Figure 1. Gray-scale and white colored images of the Golden Gate Bridge

Our research looks into which types of error occur in colorized images, what causes these errors, and how we can use this information to improve the way colorization algorithms work. To answer these questions we performed a lot of calculations where we mainly calculated average colors and differences between colors. We made these calculations for 2% of the images in ImageNet, a dataset of over 14 million images which was used to train the image colorizer DeOldify.

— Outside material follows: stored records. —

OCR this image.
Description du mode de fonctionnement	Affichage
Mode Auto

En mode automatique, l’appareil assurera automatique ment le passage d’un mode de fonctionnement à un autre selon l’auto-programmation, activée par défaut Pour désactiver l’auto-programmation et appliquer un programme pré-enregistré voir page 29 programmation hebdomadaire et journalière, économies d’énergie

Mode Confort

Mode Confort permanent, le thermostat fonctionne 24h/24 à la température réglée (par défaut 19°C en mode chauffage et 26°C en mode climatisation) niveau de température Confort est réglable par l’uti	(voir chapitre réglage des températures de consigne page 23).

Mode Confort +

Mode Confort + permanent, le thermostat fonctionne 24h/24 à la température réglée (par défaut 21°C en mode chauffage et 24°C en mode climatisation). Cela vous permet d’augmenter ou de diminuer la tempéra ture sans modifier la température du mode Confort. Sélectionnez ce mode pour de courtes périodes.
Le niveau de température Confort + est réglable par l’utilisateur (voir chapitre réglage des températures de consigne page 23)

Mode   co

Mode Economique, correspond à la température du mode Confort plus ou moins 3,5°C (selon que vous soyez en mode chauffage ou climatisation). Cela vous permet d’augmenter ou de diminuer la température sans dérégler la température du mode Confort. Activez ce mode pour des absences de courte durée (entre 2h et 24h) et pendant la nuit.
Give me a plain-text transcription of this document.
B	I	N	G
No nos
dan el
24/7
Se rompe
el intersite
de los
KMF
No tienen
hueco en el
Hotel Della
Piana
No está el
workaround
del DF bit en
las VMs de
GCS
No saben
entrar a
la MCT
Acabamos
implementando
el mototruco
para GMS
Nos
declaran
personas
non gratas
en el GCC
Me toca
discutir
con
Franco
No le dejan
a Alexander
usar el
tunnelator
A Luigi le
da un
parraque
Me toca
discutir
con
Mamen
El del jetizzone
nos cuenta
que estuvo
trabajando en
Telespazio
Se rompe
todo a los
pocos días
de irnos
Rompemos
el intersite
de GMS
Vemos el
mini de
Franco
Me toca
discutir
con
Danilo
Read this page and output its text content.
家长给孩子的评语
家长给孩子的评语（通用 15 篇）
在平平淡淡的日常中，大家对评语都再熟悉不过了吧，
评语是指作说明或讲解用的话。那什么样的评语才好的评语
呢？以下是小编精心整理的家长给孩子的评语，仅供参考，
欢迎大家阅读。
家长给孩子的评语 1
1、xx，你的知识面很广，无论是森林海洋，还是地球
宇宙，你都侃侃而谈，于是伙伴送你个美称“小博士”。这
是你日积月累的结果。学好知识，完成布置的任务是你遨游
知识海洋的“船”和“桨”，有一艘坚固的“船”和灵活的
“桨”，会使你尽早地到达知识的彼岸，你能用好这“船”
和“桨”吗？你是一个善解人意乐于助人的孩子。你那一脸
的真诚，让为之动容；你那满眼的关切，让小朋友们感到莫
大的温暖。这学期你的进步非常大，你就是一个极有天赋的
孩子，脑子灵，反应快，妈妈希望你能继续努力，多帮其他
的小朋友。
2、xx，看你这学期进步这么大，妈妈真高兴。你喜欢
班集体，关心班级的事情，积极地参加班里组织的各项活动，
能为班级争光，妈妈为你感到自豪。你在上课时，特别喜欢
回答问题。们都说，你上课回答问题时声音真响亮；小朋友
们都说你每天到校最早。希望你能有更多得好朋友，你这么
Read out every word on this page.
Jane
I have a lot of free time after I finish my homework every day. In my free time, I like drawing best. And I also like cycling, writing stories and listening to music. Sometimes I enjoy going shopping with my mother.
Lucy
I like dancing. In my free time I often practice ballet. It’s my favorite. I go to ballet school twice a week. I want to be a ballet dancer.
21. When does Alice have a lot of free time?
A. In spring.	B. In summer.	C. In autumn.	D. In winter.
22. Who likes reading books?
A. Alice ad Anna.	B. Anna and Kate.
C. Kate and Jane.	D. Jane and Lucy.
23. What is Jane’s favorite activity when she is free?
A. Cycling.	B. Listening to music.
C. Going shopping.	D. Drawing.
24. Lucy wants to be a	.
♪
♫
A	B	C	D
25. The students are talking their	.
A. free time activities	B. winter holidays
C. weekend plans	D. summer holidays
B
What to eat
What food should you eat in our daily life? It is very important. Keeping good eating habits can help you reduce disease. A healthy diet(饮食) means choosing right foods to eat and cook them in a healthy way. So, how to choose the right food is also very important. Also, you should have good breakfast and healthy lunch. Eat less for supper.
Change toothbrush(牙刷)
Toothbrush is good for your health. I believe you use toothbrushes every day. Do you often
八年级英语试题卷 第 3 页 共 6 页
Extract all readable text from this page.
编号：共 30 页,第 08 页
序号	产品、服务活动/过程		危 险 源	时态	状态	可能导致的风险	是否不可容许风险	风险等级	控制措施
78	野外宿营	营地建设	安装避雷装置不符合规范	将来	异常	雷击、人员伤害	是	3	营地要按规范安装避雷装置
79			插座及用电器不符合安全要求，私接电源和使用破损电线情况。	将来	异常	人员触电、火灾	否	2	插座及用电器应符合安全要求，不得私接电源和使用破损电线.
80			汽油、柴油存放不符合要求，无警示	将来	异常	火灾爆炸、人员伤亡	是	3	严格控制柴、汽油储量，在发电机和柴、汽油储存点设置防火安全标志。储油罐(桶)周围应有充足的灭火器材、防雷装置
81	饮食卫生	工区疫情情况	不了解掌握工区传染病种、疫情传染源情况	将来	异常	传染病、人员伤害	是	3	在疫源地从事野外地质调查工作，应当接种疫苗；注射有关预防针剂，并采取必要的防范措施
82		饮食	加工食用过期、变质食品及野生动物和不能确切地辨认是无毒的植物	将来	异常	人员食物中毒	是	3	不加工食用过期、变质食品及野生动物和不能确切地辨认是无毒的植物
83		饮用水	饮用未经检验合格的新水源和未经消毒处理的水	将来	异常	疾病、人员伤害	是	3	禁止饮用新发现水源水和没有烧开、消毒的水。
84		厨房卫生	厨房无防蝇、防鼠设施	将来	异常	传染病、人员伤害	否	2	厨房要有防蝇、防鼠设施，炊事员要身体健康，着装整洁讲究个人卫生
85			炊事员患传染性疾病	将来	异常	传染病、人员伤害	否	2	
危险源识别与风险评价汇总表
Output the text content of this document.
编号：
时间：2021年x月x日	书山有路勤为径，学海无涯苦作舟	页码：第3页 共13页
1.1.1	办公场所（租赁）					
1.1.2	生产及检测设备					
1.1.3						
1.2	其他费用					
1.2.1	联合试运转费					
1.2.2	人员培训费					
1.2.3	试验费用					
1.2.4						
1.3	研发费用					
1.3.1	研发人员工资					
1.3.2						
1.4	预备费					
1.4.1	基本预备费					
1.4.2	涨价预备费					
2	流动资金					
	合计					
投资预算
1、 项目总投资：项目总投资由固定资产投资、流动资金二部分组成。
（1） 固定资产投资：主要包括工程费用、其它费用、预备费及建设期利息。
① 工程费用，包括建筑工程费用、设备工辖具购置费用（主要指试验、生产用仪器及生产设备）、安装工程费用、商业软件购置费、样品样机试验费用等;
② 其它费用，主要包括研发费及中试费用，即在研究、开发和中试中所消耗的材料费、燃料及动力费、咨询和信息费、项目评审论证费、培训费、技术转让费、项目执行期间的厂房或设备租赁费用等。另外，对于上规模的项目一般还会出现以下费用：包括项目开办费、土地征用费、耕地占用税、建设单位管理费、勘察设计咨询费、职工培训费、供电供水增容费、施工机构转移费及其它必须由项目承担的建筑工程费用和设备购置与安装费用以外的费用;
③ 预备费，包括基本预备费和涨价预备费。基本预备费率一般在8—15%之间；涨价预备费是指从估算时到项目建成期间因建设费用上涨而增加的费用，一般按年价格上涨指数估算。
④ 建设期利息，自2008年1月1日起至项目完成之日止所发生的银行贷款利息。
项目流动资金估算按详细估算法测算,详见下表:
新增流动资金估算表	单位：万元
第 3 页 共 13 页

The complete ImageNet dataset is readily available on the public folder of the Geospatial Computing Platform of ITC, which facilitates analysis. After writing the code for the calculations on a Jetson AGX computing unit using a shared folder, we executed our program on the PowerEdge Big Data computing units. Even though we did calculations for over 200.000 images, we never had to wait longer than a day for the results. This is quite impressive as most of our calculations are done on a pixel-level in the images. So far we have gathered many results such as the average picture of ImageNet as shown below.


Figure 2. Average image of ImageNet calculated on the platform

Currently we are analyzing and concluding the final results, with a publication as the goal. We are impressed with the performance of the computing platform and are curious to see what the future will bring! We certainly wouldn’t have come this far without it.

Floris Weers

Floris Weers and Frank Stapel are two master students currently working on their master thesis for their study Technical Computer Science with a specialization in Data Science & Technology.

Frank Stapel

Research in colorization algorithms is a project next to their master thesis which they hope to publish in 2022 with dr. D. Bucur.